Despite the holding of Sulyma, which generally favored the plaintiff, there was some discussion favorable to defendants. In particular, the Court expressly confirmed that “[n]othing in this opinion forecloses any of the ‘usual ways’ to prove actual knowledge at any stage in the litigation [citation omitted],” that “actual knowledge” can be proved through inference from circumstantial evidence, and that defendants will continue to be able to assert that evidence of “willful blindness” supports a finding of “actual knowledge.” The Court was also clear that, if a plaintiff’s denial of knowledge is blatantly contradicted by the record, a trial court should not adopt that version of the facts when deciding whether to grant summary judgment.
In addition, as indicated above, where the three-year statute of limitations remain open because of a lack of the plaintiff’s “actual knowledge,’ ERISA’s six-year statute of limitations would still potentially be available. In this regard, Section 413(1) of ERISA prohibits plaintiffs from filing suit more than “six years after (A) the date of the last action which constituted a part of the breach or violation, or (B) in the case of an omission the latest date on which the fiduciary could have cured the breach or violation.” Thus, the six-year statute of limitations does not have an “actual knowledge” component and is still potentially available even where a plaintiff did not have the “actual knowledge” contemplated by Section 413(1).
In conclusion, while the Sulyma decision is likely not to be regarded favorably by plan sponsors, fiduciaries and the like, the Court did indicate that “actual knowledge” may not always mean "actual” knowledge in the literal or legal sense. And even when a three-year statute of limitations does not apply, plan sponsors, fiduciaries and other defendants should be mindful that the six-year statute of limitations may otherwise be applicable.

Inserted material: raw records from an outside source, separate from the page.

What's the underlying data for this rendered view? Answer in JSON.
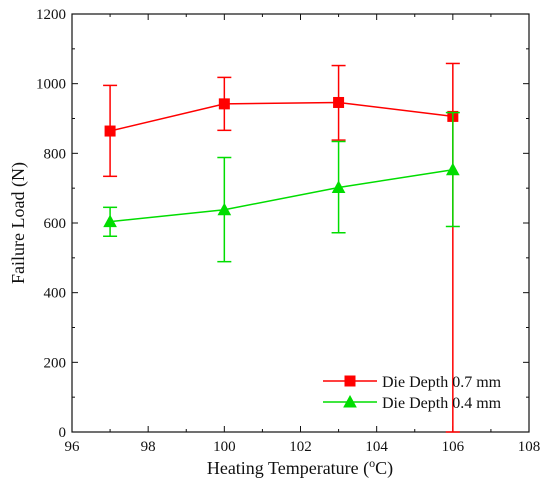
{
  "chart_data": {
    "type": "line",
    "xlabel": "Heating Temperature (",
    "xlabel_sup": "o",
    "xlabel_after_sup": "C)",
    "ylabel": "Failure Load (N)",
    "xlim": [
      96,
      108
    ],
    "ylim": [
      0,
      1200
    ],
    "x_ticks": [
      96,
      98,
      100,
      102,
      104,
      106,
      108
    ],
    "y_ticks": [
      0,
      200,
      400,
      600,
      800,
      1000,
      1200
    ],
    "legend_position": "bottom-right",
    "grid": false,
    "series": [
      {
        "name": "Die Depth 0.7 mm",
        "color": "#ff0000",
        "marker": "square",
        "x": [
          97,
          100,
          103,
          106
        ],
        "y": [
          864,
          942,
          946,
          906
        ],
        "err_low": [
          734,
          866,
          838,
          0
        ],
        "err_high": [
          995,
          1018,
          1052,
          1058
        ]
      },
      {
        "name": "Die Depth 0.4 mm",
        "color": "#00dd00",
        "marker": "triangle",
        "x": [
          97,
          100,
          103,
          106
        ],
        "y": [
          604,
          638,
          702,
          753
        ],
        "err_low": [
          562,
          489,
          572,
          590
        ],
        "err_high": [
          645,
          788,
          834,
          917
        ]
      }
    ]
  }
}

If you would like to discuss the effect of Sulyma on ERISA litigation, or any other aspect of ERISA litigation, please contact any of the Dechert lawyers listed below or any Dechert lawyer with whom you regularly work.
Footnotes
1) No. 18-1116 (Feb. 26, 2020).
2) In Brown v. Owens Corning Investment Review Committee, 622 F.3d 563, 571 (6th Cir. 2010), the Sixth Circuit held that constructive knowledge is sufficient to trigger the statute of limitations because, “[w]hen a plan participant is given specific instructions on how to access plan documents, their failure to read the documents will not shield them from having actual knowledge of the documents’ terms.”